Hong Kong's blue chip Hang Seng Index was down 1.4 per cent by the close, and the Korea Composite Stock Price Index lost 1.33 per cent after dropping 6.9 per cent the previous session.
Some Asian markets bucked the trend with early bargain hunting, but quickly began falling across the board, continuing a worldwide sell-off that has hit recently over the U.S. subprime mortgage crisis.
"The fear factor has overtaken people," said Song Sen Wun, regional economist at CIMB-GK Research Pte. Ltd., adding that people could realize that the fears are overblown as quickly as Monday.
"Whether this is a case of blind panic remains to be seen," he told the Associated Press.
Taiwan's main stock benchmark fell 1.4 per cent to a three-month low at 8,090.29.
New Zealand's NZX-50 index shed 1.6 per cent in a rush of selling in the last hour of trading. Shares were also down in Australia, India, Malaysia, Singapore and China.
Earlier Friday, Japan's central bank injected $10.5 billion into money markets — the third injection this week and triple the amount it injected the day before — in a bid to curb rises in key interest rates.
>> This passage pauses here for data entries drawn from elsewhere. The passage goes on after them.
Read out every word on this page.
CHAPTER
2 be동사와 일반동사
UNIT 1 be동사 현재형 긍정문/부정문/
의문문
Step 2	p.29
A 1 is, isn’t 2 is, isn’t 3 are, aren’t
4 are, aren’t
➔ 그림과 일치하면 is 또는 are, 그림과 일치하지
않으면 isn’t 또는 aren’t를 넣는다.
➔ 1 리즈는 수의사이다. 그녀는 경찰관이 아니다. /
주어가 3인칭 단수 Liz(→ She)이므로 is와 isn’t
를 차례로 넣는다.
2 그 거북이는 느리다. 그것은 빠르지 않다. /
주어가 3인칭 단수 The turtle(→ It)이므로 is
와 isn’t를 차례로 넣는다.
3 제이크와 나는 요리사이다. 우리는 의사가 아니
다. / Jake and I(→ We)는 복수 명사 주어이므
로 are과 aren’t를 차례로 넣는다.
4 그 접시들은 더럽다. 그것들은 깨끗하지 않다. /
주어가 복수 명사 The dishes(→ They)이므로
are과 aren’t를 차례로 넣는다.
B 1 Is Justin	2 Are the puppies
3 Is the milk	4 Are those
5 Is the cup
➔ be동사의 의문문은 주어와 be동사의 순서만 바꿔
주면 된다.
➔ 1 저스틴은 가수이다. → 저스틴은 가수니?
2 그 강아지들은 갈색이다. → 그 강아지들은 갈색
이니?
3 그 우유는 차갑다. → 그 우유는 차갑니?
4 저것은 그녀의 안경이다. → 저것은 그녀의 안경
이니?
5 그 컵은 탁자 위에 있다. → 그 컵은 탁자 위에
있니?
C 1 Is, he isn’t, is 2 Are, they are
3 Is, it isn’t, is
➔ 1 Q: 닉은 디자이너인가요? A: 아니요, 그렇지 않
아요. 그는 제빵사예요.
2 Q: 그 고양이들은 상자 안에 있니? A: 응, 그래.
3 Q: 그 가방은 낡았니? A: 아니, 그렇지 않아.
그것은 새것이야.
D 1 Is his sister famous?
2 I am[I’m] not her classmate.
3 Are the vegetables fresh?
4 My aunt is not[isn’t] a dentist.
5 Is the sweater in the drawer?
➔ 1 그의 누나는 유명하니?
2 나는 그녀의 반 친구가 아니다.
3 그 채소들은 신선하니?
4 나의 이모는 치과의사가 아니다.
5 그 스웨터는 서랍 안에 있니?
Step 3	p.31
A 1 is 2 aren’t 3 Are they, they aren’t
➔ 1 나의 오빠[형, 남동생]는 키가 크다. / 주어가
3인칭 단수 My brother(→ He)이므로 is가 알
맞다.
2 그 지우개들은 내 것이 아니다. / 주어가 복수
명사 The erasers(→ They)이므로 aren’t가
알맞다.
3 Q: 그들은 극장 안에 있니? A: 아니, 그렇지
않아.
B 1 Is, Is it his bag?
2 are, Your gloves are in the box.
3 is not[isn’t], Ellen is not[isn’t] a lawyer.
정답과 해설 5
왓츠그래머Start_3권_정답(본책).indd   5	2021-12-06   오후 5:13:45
Billons injected into markets
Central banks in the United States, Europe, Australia and Japan have injected tens of billions of dollars into money markets since Aug. 9, when stocks tumbled because of the worries over U.S. subprime mortgage problems. So far, the extra money, meant to ease concerns about a credit crunch, has been unable to halt the global sell-off.
The Japanese yen has gained sharply this week as investors buy the currency to pay back low-interest yen loans they had used to invest in emerging markets.
The U.S. dollar slid to 111.80 yen by late afternoon, down from 113.11 yen late Thursday in New York. That's the dollar's lowest level since June 2006, and breaks an overnight low of 112.01.